Chargement du modèle¶

In [1]:
# importation
from transformers import pipeline
In [2]:
# Charger le pipeline pour un reranker
reranker = pipeline(
    "text-classification",
    model="BAAI/bge-reranker-v2-m3",
    tokenizer="BAAI/bge-reranker-v2-m3"
)

Première requête¶

In [3]:
# Requête et documents
query = "What is the primary goal of machine learning?"
documents = [
    "To manually program rules for every scenario.",
    "To enable systems to learn from data and improve over time.",
    "To replace all human decision-making.",
    "To store large amounts of data efficiently."
]
In [4]:
# Préparer les paires query + document
inputs = [{"text": query, "text_pair": doc} for doc in documents]
print(inputs)
[{'text': 'What is the primary goal of machine learning?', 'text_pair': 'To manually program rules for every scenario.'}, {'text': 'What is the primary goal of machine learning?', 'text_pair': 'To enable systems to learn from data and improve over time.'}, {'text': 'What is the primary goal of machine learning?', 'text_pair': 'To replace all human decision-making.'}, {'text': 'What is the primary goal of machine learning?', 'text_pair': 'To store large amounts of data efficiently.'}]
In [5]:
# Obtenir les scores d'association
scores = reranker(inputs)
print(scores)
[{'label': 'LABEL_0', 'score': 2.433966801618226e-05}, {'label': 'LABEL_0', 'score': 0.0110832080245018}, {'label': 'LABEL_0', 'score': 0.0007815913995727897}, {'label': 'LABEL_0', 'score': 0.0004032152355648577}]
In [6]:
# détail des résultats
for doc, score in zip(documents, scores):
    print(doc, "=>", score)
To manually program rules for every scenario. => {'label': 'LABEL_0', 'score': 2.433966801618226e-05}
To enable systems to learn from data and improve over time. => {'label': 'LABEL_0', 'score': 0.0110832080245018}
To replace all human decision-making. => {'label': 'LABEL_0', 'score': 0.0007815913995727897}
To store large amounts of data efficiently. => {'label': 'LABEL_0', 'score': 0.0004032152355648577}
In [7]:
# identifier le document qui maximise les scores
import numpy
print(documents[numpy.argmax([res['score'] for res in scores])])
To enable systems to learn from data and improve over time.

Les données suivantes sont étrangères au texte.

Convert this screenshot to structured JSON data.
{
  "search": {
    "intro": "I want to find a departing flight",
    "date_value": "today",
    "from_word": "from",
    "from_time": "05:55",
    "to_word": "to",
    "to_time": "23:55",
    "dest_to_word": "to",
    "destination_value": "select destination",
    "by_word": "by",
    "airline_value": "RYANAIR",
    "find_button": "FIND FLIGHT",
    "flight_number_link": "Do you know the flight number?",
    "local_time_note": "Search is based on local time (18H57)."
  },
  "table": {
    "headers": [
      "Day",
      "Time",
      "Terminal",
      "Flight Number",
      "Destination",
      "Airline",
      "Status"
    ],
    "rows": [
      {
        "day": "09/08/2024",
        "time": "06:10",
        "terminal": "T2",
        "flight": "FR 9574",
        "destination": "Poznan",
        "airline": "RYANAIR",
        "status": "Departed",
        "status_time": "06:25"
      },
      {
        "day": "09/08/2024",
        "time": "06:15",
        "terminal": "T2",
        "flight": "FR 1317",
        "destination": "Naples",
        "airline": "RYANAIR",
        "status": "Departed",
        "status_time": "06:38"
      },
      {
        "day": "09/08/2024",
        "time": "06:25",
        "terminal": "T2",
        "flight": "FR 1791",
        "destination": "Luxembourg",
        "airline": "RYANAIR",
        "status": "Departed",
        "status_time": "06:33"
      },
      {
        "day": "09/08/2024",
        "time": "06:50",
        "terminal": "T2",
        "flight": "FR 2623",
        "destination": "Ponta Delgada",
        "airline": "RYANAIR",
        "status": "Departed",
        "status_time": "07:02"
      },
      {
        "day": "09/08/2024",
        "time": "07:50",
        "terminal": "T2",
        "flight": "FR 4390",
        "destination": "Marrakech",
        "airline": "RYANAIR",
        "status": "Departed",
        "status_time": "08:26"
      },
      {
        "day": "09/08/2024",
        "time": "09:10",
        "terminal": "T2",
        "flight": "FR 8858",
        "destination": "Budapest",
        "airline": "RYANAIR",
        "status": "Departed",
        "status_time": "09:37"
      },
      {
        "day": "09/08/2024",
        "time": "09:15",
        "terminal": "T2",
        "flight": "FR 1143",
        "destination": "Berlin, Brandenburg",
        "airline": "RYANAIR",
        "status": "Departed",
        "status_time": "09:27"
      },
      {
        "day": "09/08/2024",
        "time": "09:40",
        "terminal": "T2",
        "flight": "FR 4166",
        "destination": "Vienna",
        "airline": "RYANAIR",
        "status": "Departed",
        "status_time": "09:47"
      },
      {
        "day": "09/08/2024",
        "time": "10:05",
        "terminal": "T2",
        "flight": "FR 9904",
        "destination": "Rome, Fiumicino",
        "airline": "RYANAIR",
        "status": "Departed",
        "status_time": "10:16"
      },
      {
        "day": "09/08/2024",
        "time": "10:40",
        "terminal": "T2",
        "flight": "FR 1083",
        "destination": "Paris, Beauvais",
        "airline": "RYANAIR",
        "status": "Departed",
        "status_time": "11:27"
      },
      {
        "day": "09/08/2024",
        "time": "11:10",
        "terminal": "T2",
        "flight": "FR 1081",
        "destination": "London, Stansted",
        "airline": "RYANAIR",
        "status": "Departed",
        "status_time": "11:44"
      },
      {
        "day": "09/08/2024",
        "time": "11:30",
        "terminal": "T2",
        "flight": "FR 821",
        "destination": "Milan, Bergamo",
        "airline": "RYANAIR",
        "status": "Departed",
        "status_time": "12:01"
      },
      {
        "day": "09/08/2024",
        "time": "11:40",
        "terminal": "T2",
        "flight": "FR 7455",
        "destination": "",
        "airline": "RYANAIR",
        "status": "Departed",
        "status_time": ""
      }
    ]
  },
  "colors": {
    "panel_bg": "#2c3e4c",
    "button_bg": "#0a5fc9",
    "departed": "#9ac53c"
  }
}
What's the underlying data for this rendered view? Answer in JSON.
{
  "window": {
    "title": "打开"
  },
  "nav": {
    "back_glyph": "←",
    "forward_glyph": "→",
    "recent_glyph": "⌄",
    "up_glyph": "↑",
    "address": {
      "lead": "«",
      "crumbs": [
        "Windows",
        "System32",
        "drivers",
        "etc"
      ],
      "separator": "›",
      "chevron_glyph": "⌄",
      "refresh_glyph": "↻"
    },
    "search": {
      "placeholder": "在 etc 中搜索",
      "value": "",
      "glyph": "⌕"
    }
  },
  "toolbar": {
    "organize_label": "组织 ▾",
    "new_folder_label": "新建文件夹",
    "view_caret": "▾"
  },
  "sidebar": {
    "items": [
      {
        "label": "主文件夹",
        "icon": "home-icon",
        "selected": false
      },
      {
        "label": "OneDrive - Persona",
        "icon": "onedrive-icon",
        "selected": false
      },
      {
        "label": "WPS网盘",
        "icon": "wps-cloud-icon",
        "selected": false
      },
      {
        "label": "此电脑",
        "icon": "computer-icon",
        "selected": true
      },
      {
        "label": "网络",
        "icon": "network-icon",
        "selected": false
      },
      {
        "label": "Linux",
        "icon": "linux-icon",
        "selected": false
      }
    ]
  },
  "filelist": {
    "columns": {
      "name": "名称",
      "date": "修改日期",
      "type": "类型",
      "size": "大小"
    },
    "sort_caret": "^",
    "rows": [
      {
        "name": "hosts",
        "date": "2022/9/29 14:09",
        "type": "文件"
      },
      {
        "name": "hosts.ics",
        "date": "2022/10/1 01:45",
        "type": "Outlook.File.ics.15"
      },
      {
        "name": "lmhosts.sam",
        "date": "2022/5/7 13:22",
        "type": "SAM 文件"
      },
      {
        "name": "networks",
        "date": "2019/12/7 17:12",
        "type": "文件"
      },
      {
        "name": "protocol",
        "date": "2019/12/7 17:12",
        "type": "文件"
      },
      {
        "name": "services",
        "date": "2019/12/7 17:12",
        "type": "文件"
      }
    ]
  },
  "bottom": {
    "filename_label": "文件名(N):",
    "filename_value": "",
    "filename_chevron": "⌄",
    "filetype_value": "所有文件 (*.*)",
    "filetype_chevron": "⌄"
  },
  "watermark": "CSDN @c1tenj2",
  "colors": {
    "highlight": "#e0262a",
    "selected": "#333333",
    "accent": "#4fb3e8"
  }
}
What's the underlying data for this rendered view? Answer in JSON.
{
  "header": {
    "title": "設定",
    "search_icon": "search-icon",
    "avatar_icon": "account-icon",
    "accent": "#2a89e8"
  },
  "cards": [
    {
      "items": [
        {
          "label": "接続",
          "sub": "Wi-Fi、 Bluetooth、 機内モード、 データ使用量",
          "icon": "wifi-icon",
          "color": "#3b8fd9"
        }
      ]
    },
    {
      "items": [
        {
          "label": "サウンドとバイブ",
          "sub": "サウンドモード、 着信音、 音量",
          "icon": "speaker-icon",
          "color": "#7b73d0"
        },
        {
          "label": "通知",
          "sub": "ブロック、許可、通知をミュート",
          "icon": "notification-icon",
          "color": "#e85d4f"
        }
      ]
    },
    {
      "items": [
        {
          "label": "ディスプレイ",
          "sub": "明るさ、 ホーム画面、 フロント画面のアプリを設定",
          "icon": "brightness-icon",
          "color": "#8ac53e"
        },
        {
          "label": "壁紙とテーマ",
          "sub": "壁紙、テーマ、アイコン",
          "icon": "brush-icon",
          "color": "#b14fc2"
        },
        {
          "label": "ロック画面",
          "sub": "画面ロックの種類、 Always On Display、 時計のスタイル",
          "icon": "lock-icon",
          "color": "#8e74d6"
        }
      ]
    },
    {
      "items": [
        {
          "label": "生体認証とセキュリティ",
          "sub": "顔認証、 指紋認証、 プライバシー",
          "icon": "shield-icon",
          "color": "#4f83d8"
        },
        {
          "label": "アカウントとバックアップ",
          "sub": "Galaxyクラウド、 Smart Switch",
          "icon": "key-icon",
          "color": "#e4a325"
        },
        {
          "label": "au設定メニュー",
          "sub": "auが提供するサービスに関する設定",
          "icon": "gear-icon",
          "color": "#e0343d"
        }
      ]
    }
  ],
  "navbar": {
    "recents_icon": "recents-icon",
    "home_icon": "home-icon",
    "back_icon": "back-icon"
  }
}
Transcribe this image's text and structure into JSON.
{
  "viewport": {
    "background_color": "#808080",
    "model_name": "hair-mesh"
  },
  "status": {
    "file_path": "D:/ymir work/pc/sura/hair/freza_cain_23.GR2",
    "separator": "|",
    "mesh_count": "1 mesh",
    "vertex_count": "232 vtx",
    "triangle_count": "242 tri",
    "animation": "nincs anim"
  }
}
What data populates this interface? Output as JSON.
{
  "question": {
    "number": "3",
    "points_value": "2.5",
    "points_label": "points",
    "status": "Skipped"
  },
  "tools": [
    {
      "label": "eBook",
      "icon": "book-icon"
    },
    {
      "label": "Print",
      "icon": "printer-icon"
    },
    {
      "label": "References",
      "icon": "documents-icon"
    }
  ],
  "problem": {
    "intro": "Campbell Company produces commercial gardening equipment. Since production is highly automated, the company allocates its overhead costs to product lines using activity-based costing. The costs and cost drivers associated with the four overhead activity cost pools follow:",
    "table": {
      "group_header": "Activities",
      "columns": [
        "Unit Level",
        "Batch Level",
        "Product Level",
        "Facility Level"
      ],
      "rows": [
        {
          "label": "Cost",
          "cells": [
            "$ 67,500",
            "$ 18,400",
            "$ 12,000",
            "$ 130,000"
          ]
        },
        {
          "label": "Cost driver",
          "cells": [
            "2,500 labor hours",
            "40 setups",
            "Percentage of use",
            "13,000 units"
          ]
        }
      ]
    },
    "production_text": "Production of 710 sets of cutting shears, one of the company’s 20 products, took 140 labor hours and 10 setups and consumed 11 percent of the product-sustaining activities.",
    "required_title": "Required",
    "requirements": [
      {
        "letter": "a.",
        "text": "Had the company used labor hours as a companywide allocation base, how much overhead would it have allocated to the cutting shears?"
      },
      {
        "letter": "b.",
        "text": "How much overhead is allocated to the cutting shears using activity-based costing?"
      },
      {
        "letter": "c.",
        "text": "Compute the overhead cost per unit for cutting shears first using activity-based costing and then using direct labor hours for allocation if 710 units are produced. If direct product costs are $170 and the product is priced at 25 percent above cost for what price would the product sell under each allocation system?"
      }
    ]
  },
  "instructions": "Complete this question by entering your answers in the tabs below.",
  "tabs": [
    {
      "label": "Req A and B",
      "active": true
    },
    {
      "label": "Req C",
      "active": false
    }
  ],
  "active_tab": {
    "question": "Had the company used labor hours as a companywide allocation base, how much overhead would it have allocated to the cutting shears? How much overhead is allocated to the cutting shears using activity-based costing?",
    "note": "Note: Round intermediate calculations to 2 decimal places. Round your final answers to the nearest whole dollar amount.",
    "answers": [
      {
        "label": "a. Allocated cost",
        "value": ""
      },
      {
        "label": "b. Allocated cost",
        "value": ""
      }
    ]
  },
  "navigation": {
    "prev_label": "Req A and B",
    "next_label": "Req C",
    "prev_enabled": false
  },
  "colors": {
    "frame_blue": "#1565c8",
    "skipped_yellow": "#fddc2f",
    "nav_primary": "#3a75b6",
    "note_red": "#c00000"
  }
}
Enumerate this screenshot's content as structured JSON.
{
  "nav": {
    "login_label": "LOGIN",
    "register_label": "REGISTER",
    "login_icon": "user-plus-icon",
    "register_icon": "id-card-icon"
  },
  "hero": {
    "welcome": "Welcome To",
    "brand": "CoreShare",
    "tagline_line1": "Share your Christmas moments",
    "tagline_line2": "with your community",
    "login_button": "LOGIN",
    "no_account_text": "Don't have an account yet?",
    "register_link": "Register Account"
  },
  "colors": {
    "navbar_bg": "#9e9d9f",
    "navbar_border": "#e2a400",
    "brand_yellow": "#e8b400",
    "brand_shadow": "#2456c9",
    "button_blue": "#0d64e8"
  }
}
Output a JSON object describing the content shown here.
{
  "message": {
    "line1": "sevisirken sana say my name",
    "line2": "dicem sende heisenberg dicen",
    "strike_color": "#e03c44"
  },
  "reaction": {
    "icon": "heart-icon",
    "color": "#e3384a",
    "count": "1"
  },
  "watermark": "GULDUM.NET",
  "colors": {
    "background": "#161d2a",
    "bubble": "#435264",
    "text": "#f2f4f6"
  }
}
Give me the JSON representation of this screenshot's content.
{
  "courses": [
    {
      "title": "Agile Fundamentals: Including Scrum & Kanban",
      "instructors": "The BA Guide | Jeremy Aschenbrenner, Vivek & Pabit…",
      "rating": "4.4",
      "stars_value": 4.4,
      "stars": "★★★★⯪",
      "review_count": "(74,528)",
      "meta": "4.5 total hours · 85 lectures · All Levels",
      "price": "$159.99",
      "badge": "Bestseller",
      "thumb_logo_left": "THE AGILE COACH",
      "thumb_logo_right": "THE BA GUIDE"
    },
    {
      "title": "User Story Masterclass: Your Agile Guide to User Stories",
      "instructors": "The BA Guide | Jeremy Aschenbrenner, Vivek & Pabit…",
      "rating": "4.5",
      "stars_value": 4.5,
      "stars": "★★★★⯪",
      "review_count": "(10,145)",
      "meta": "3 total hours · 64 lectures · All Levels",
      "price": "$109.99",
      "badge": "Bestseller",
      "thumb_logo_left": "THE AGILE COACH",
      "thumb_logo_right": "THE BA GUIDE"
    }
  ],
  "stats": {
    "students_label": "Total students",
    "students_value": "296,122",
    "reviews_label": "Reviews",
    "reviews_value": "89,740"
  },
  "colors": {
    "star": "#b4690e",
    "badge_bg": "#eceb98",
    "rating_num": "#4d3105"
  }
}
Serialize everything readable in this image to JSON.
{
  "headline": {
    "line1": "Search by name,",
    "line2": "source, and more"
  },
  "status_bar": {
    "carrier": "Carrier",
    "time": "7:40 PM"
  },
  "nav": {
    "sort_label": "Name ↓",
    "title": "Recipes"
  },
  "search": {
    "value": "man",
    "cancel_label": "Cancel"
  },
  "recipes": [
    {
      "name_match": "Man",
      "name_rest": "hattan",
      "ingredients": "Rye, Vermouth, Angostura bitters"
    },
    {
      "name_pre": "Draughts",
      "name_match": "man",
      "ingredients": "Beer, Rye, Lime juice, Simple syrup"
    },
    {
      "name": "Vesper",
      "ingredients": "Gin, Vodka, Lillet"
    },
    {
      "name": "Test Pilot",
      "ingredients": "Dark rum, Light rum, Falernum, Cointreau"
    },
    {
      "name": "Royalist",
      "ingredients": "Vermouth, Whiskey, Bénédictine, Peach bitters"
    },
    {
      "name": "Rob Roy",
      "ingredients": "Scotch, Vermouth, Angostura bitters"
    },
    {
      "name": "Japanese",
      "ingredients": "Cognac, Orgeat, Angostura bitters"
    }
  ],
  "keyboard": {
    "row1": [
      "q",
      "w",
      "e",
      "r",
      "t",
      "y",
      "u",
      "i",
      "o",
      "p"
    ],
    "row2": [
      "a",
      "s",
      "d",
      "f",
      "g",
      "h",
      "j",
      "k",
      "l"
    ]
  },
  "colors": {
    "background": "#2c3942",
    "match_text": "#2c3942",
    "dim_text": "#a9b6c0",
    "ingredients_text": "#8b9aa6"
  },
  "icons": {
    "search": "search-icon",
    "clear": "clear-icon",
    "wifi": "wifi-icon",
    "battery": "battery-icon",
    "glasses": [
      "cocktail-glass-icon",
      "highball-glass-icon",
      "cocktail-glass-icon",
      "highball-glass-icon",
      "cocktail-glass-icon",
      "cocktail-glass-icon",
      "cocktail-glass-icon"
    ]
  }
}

Fonction pour traiter les couples requêtes - réponses plausibles¶

In [8]:
# une fonction pour renvoyer la réponse la plus crédible
def use_reranker(model,query,responses):
    # Préparer les paires query + document
    entrees = [{"text": query, "text_pair": doc} for doc in responses]
    # calculer les scores
    values = model(entrees)
    # renvoyer cette correspondant au score le plus élevé
    return responses[numpy.argmax([res['score'] for res in values])]

Un essai¶

In [9]:
# Requête et documents candidats avec notre fonction
use_reranker(reranker,"Which of the following is a type of supervised learning algorithm?",
             ["K-means clustering","Principal Component Analysis (PCA)","Logistic regression","Apriori algorithm"])
Out[9]:
'Logistic regression'

Un second essai, etc...¶

In [10]:
# mais encore ?
use_reranker(reranker,"What does overfitting mean in machine learning?",
             ["The model performs well on both training and test data",
              "The model captures perfectly patterns",
              "The model learns noise and performs poorly on new data"])
Out[10]:
'The model learns noise and performs poorly on new data'